Milan Panic, a Serbian-born Californian businessman who flew back to Belgrade to become Prime Minister this month, stepped out of an armoured troop carrier at the United Nations headquarters in Sarajevo, declaring that he wanted 'peace - and the withdrawal of all weapons'.
Radovan Karadzic, whose Serbian forces have been besieging Sarajevo for the past three months, has made similar promises on several occasions, but so far without noticeable effect.
Mr Panic talked of making a symbolic handover of a tank to General Lewis Mackenzie, the Canadian commander of the UN forces in Sarajevo, though it was unclear whose tank this would be, and by what right Mr Panic would hand it over.

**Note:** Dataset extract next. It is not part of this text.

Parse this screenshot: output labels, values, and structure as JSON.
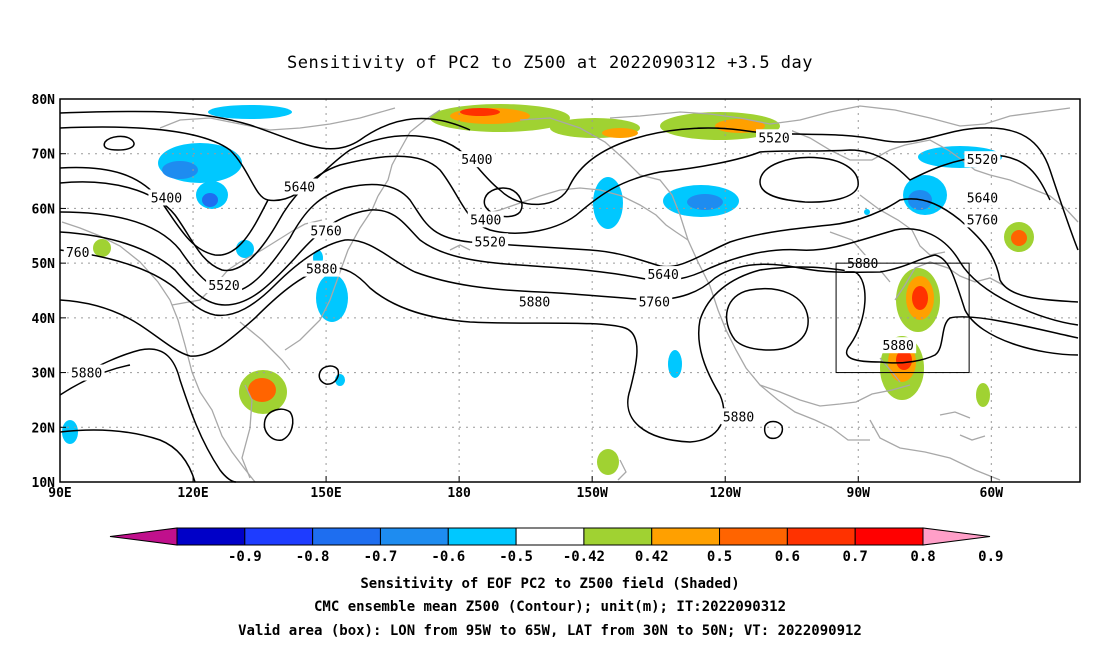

Belgrade now seeks to maintain that the Yugoslav army no longer exists in Bosnia, and that the attacks on Sarajevo have nothing to do with Belgrade.

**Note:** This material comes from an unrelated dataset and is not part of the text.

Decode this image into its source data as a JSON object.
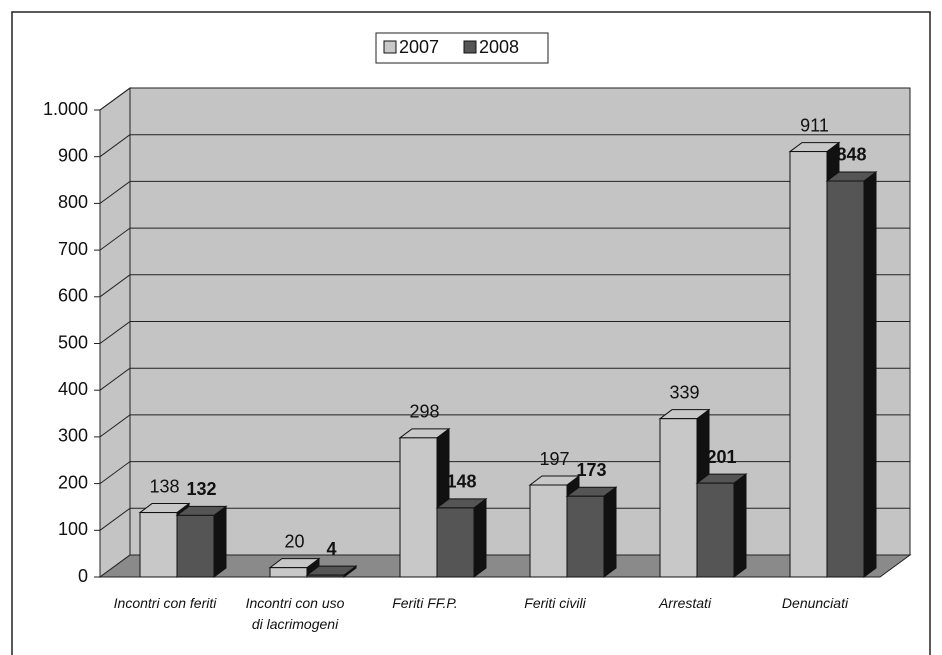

Mr Panic also declared that 'ethnic cleansing (the deportation and killing of Muslims, especially in eastern Bosnia) is over'. According to Mr Panic, 'I want those refugees back home safe where they belong.' Belgrade has always strenuously insisted that it bears no responsibility for the atrocities in eastern Bosnia. The Yugoslav Prime Minister seemed to put the responsibility for ending the bloodshed upon the Bosnian leader. He said: 'After today's meeting with Alija Izetbegovic, it will be clear whether he is for peace, or not.'
Gunfire echoed across central Sarajevo yesterday evening, more than an hour after a ceasefire agreed by the Bosnian government and its Serbian opponents in London on Friday was due to come into force.
Machine-gun and sniper fire and isolated mortar explosions were heard, indicating the truce was being ignored. It was not possible to tell who was firing.

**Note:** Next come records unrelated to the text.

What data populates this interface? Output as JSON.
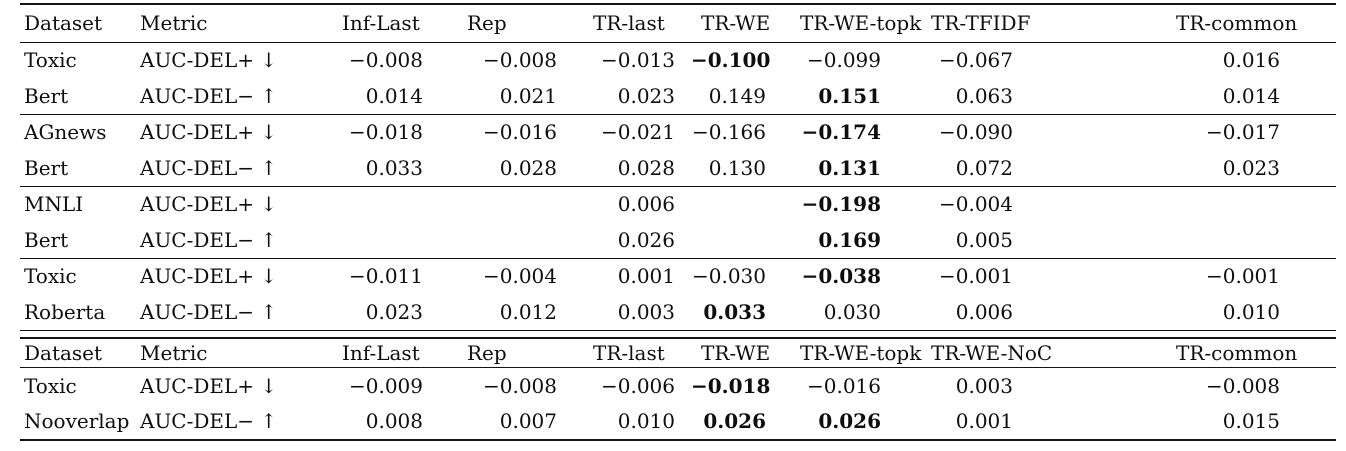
{
  "table": {
    "sections": [
      {
        "columns": [
          "Dataset",
          "Metric",
          "Inf-Last",
          "Rep",
          "TR-last",
          "TR-WE",
          "TR-WE-topk",
          "TR-TFIDF",
          "TR-common"
        ],
        "groups": [
          {
            "dataset": [
              "Toxic",
              "Bert"
            ],
            "rows": [
              {
                "metric": "AUC-DEL+ ↓",
                "values": [
                  "−0.008",
                  "−0.008",
                  "−0.013",
                  "−0.100",
                  "−0.099",
                  "−0.067",
                  "0.016"
                ],
                "bold": [
                  3
                ]
              },
              {
                "metric": "AUC-DEL− ↑",
                "values": [
                  "0.014",
                  "0.021",
                  "0.023",
                  "0.149",
                  "0.151",
                  "0.063",
                  "0.014"
                ],
                "bold": [
                  4
                ]
              }
            ]
          },
          {
            "dataset": [
              "AGnews",
              "Bert"
            ],
            "rows": [
              {
                "metric": "AUC-DEL+ ↓",
                "values": [
                  "−0.018",
                  "−0.016",
                  "−0.021",
                  "−0.166",
                  "−0.174",
                  "−0.090",
                  "−0.017"
                ],
                "bold": [
                  4
                ]
              },
              {
                "metric": "AUC-DEL− ↑",
                "values": [
                  "0.033",
                  "0.028",
                  "0.028",
                  "0.130",
                  "0.131",
                  "0.072",
                  "0.023"
                ],
                "bold": [
                  4
                ]
              }
            ]
          },
          {
            "dataset": [
              "MNLI",
              "Bert"
            ],
            "rows": [
              {
                "metric": "AUC-DEL+ ↓",
                "values": [
                  "",
                  "",
                  "0.006",
                  "",
                  "−0.198",
                  "−0.004",
                  ""
                ],
                "bold": [
                  4
                ]
              },
              {
                "metric": "AUC-DEL− ↑",
                "values": [
                  "",
                  "",
                  "0.026",
                  "",
                  "0.169",
                  "0.005",
                  ""
                ],
                "bold": [
                  4
                ]
              }
            ]
          },
          {
            "dataset": [
              "Toxic",
              "Roberta"
            ],
            "rows": [
              {
                "metric": "AUC-DEL+ ↓",
                "values": [
                  "−0.011",
                  "−0.004",
                  "0.001",
                  "−0.030",
                  "−0.038",
                  "−0.001",
                  "−0.001"
                ],
                "bold": [
                  4
                ]
              },
              {
                "metric": "AUC-DEL− ↑",
                "values": [
                  "0.023",
                  "0.012",
                  "0.003",
                  "0.033",
                  "0.030",
                  "0.006",
                  "0.010"
                ],
                "bold": [
                  3
                ]
              }
            ]
          }
        ]
      },
      {
        "columns": [
          "Dataset",
          "Metric",
          "Inf-Last",
          "Rep",
          "TR-last",
          "TR-WE",
          "TR-WE-topk",
          "TR-WE-NoC",
          "TR-common"
        ],
        "groups": [
          {
            "dataset": [
              "Toxic",
              "Nooverlap"
            ],
            "rows": [
              {
                "metric": "AUC-DEL+ ↓",
                "values": [
                  "−0.009",
                  "−0.008",
                  "−0.006",
                  "−0.018",
                  "−0.016",
                  "0.003",
                  "−0.008"
                ],
                "bold": [
                  3
                ]
              },
              {
                "metric": "AUC-DEL− ↑",
                "values": [
                  "0.008",
                  "0.007",
                  "0.010",
                  "0.026",
                  "0.026",
                  "0.001",
                  "0.015"
                ],
                "bold": [
                  3,
                  4
                ]
              }
            ]
          }
        ]
      }
    ]
  }
}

Earlier, a barrage of mortar fire fell close to UN headquarters on the outskirts of the city where Serbian-Bosnian peace talks were taking place, only 20 minutes before the agreed ceasefire deadline. There was also the sound of outgoing artillery fire from Bosnian forces.
A French C-130 Hercules was hit by two bullets as it landed on Saturday, UN forces said, but nobody was hurt. Crews flying to Sarajevo line their cockpits with bullet-proof vests before landing.
Radio Sarajevo reported a heavy artillery barrage on the small town of Breza, 20 miles north-west of Sarajevo, early yesterday, as well as against the towns of Turbet, in the centre, and Bihac in the west, where two people were killed.
In an unlikely twist during his visit, Mr Panic even sought to suggest that Belgrade is keener on peace than the embattled Bosnian leadership.
The arrangements were thrown together at the last moment, and were described by one UN official as 'a bloody cock-up'. Mr Panic seemed almost proud of the last- minute arrangements, and boasted that it had all been set up in 15 minutes on the phone.
There was no clear guarantee that Mr Izetbegovic would agree to meet Mr Panic. Confusion surrounded the circumstances of his departure, and the visit looked as though it might turn out to be, as UN officials described it, 'a wild goose-chase'.
He failed to catch a flight at the time originally set by the UN: then Tanjug, the Belgrade news agency, reported that he had already caught a helicopter to Sarajevo: the UN then laid on an aircraft in Belgrade, which he eventually took at lunchtime.
Just before Mr Panic arrived the atmosphere in Sarajevo was very tense. In the late morning, around a dozen shells exploded near the city centre. There was also the sound of outgoing artillery fire from Bosnian forces.
UN soldiers noted the same pattern in districts around the airport and on the hillsides to the north of the city. But by midday the sounds of shelling became sporadic.